Le PDG de JPMorgan Chase, Jamie Dimon, a averti qu'une proposition de l'ancien président américain Donald Trump visant à plafonner les taux d'intérêt des cartes de crédit serait un "désastre économique", susceptible de couper l'accès au crédit à une part importante de la population américaine. Dimon, s'exprimant lors du Forum économique mondial à Davos, en Suisse, a déclaré que le plafond proposé de 10 % aurait un impact disproportionné sur les restaurants, les détaillants, les entreprises de voyage et les écoles, ainsi que sur un large segment de consommateurs américains.
La proposition de Trump, partagée sur sa plateforme Truth Social au début du mois, suggérait de limiter les taux d'intérêt des cartes de crédit à 10 % pendant un an, à compter du 20 janvier. L'ancien président n'a pas précisé le mécanisme de mise en œuvre d'un tel plafond ni son applicabilité juridique.
Dimon a fait valoir qu'une mesure aussi radicale restreindrait l'accès au crédit à environ 80 % des Américains, qui comptent sur les cartes de crédit comme filet de sécurité financière. "Ce serait un désastre économique, et je ne l'invente pas parce que notre entreprise y survivrait de toute façon", a déclaré Dimon.

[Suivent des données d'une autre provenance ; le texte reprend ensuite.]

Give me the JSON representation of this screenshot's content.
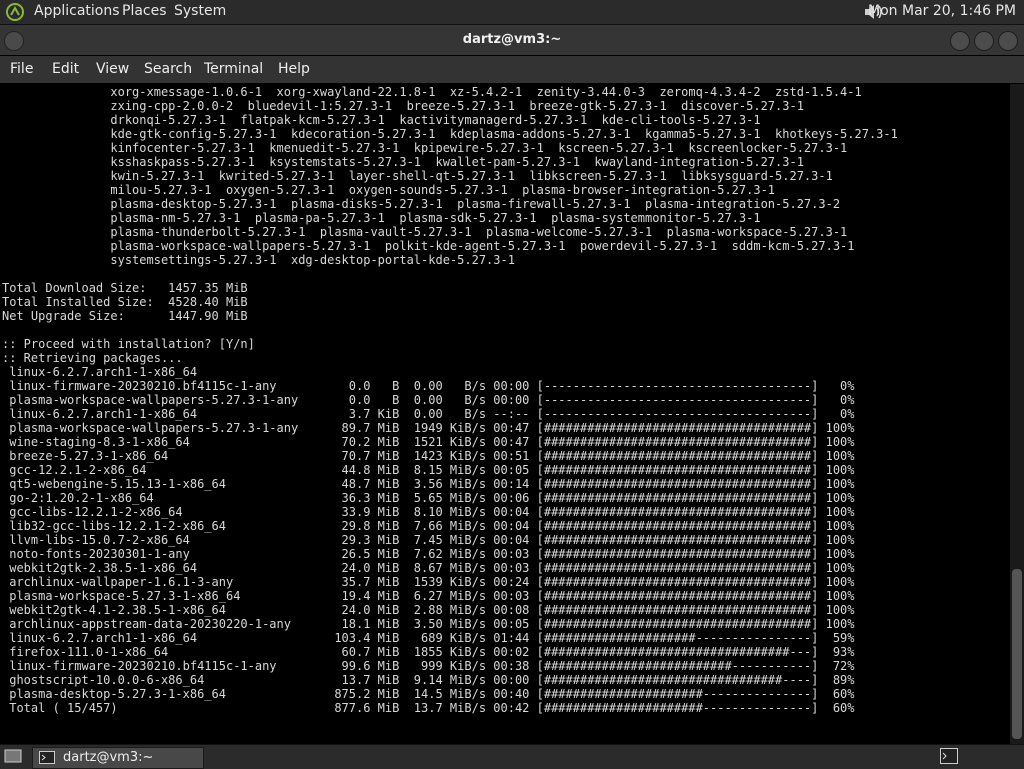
{
  "top_panel": {
    "menus": [
      "Applications",
      "Places",
      "System"
    ],
    "clock": "Mon Mar 20,  1:46 PM",
    "icons": {
      "app": "mate-logo-icon",
      "volume": "volume-icon"
    }
  },
  "window": {
    "title": "dartz@vm3:~"
  },
  "menubar": [
    "File",
    "Edit",
    "View",
    "Search",
    "Terminal",
    "Help"
  ],
  "terminal": {
    "lines": [
      "               xorg-xmessage-1.0.6-1  xorg-xwayland-22.1.8-1  xz-5.4.2-1  zenity-3.44.0-3  zeromq-4.3.4-2  zstd-1.5.4-1",
      "               zxing-cpp-2.0.0-2  bluedevil-1:5.27.3-1  breeze-5.27.3-1  breeze-gtk-5.27.3-1  discover-5.27.3-1",
      "               drkonqi-5.27.3-1  flatpak-kcm-5.27.3-1  kactivitymanagerd-5.27.3-1  kde-cli-tools-5.27.3-1",
      "               kde-gtk-config-5.27.3-1  kdecoration-5.27.3-1  kdeplasma-addons-5.27.3-1  kgamma5-5.27.3-1  khotkeys-5.27.3-1",
      "               kinfocenter-5.27.3-1  kmenuedit-5.27.3-1  kpipewire-5.27.3-1  kscreen-5.27.3-1  kscreenlocker-5.27.3-1",
      "               ksshaskpass-5.27.3-1  ksystemstats-5.27.3-1  kwallet-pam-5.27.3-1  kwayland-integration-5.27.3-1",
      "               kwin-5.27.3-1  kwrited-5.27.3-1  layer-shell-qt-5.27.3-1  libkscreen-5.27.3-1  libksysguard-5.27.3-1",
      "               milou-5.27.3-1  oxygen-5.27.3-1  oxygen-sounds-5.27.3-1  plasma-browser-integration-5.27.3-1",
      "               plasma-desktop-5.27.3-1  plasma-disks-5.27.3-1  plasma-firewall-5.27.3-1  plasma-integration-5.27.3-2",
      "               plasma-nm-5.27.3-1  plasma-pa-5.27.3-1  plasma-sdk-5.27.3-1  plasma-systemmonitor-5.27.3-1",
      "               plasma-thunderbolt-5.27.3-1  plasma-vault-5.27.3-1  plasma-welcome-5.27.3-1  plasma-workspace-5.27.3-1",
      "               plasma-workspace-wallpapers-5.27.3-1  polkit-kde-agent-5.27.3-1  powerdevil-5.27.3-1  sddm-kcm-5.27.3-1",
      "               systemsettings-5.27.3-1  xdg-desktop-portal-kde-5.27.3-1",
      "",
      "Total Download Size:   1457.35 MiB",
      "Total Installed Size:  4528.40 MiB",
      "Net Upgrade Size:      1447.90 MiB",
      "",
      ":: Proceed with installation? [Y/n]",
      ":: Retrieving packages...",
      " linux-6.2.7.arch1-1-x86_64",
      " linux-firmware-20230210.bf4115c-1-any          0.0   B  0.00   B/s 00:00 [-------------------------------------]   0%",
      " plasma-workspace-wallpapers-5.27.3-1-any       0.0   B  0.00   B/s 00:00 [-------------------------------------]   0%",
      " linux-6.2.7.arch1-1-x86_64                     3.7 KiB  0.00   B/s --:-- [-------------------------------------]   0%",
      " plasma-workspace-wallpapers-5.27.3-1-any      89.7 MiB  1949 KiB/s 00:47 [#####################################] 100%",
      " wine-staging-8.3-1-x86_64                     70.2 MiB  1521 KiB/s 00:47 [#####################################] 100%",
      " breeze-5.27.3-1-x86_64                        70.7 MiB  1423 KiB/s 00:51 [#####################################] 100%",
      " gcc-12.2.1-2-x86_64                           44.8 MiB  8.15 MiB/s 00:05 [#####################################] 100%",
      " qt5-webengine-5.15.13-1-x86_64                48.7 MiB  3.56 MiB/s 00:14 [#####################################] 100%",
      " go-2:1.20.2-1-x86_64                          36.3 MiB  5.65 MiB/s 00:06 [#####################################] 100%",
      " gcc-libs-12.2.1-2-x86_64                      33.9 MiB  8.10 MiB/s 00:04 [#####################################] 100%",
      " lib32-gcc-libs-12.2.1-2-x86_64                29.8 MiB  7.66 MiB/s 00:04 [#####################################] 100%",
      " llvm-libs-15.0.7-2-x86_64                     29.3 MiB  7.45 MiB/s 00:04 [#####################################] 100%",
      " noto-fonts-20230301-1-any                     26.5 MiB  7.62 MiB/s 00:03 [#####################################] 100%",
      " webkit2gtk-2.38.5-1-x86_64                    24.0 MiB  8.67 MiB/s 00:03 [#####################################] 100%",
      " archlinux-wallpaper-1.6.1-3-any               35.7 MiB  1539 KiB/s 00:24 [#####################################] 100%",
      " plasma-workspace-5.27.3-1-x86_64              19.4 MiB  6.27 MiB/s 00:03 [#####################################] 100%",
      " webkit2gtk-4.1-2.38.5-1-x86_64                24.0 MiB  2.88 MiB/s 00:08 [#####################################] 100%",
      " archlinux-appstream-data-20230220-1-any       18.1 MiB  3.50 MiB/s 00:05 [#####################################] 100%",
      " linux-6.2.7.arch1-1-x86_64                   103.4 MiB   689 KiB/s 01:44 [#####################----------------]  59%",
      " firefox-111.0-1-x86_64                        60.7 MiB  1855 KiB/s 00:02 [##################################---]  93%",
      " linux-firmware-20230210.bf4115c-1-any         99.6 MiB   999 KiB/s 00:38 [##########################-----------]  72%",
      " ghostscript-10.0.0-6-x86_64                   13.7 MiB  9.14 MiB/s 00:00 [#################################----]  89%",
      " plasma-desktop-5.27.3-1-x86_64               875.2 MiB  14.5 MiB/s 00:40 [######################---------------]  60%",
      " Total ( 15/457)                              877.6 MiB  13.7 MiB/s 00:42 [######################---------------]  60%"
    ]
  },
  "taskbar": {
    "item_label": "dartz@vm3:~",
    "icons": {
      "desktop": "show-desktop-icon",
      "terminal": "terminal-icon"
    }
  }
}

Le débat sur les plafonds de taux d'intérêt des cartes de crédit n'est pas nouveau aux États-Unis. Des politiciens progressistes, tels que les sénateurs Bernie Sanders et Elizabeth Warren, ont déjà plaidé en faveur de mesures similaires, arguant qu'elles protègent les consommateurs contre les pratiques de prêt prédatrices. Cependant, les critiques soutiennent que de tels plafonds peuvent entraîner des conséquences imprévues, telles qu'une réduction de la disponibilité du crédit, en particulier pour les personnes à faible revenu et celles dont les antécédents de crédit sont moins que parfaits.
L'impact potentiel d'un plafond de taux d'intérêt sur les cartes de crédit s'étend au-delà du système financier américain. La dette de carte de crédit est une composante importante de la dette des ménages dans de nombreuses économies développées, et les modifications des taux d'intérêt peuvent avoir des répercussions sur les dépenses de consommation et la croissance économique. Dans les pays où les systèmes financiers sont moins développés, l'accès au crédit est souvent plus limité, et les plafonds de taux d'intérêt pourraient encore restreindre l'accès pour les particuliers et les petites entreprises.
Il n'est pas certain que Trump poursuive ce plan plus avant, et les défis juridiques et pratiques liés à la mise en œuvre d'un tel plafond sont considérables. La proposition a suscité un débat parmi les économistes et les experts financiers, certains arguant qu'elle pourrait apporter un soulagement indispensable aux consommateurs en difficulté, tandis que d'autres mettent en garde contre les conséquences négatives potentielles pour l'ensemble de l'économie. L'état actuel de la proposition est incertain, et les développements futurs dépendront probablement du paysage politique et de toute proposition politique formelle qui pourrait émerger.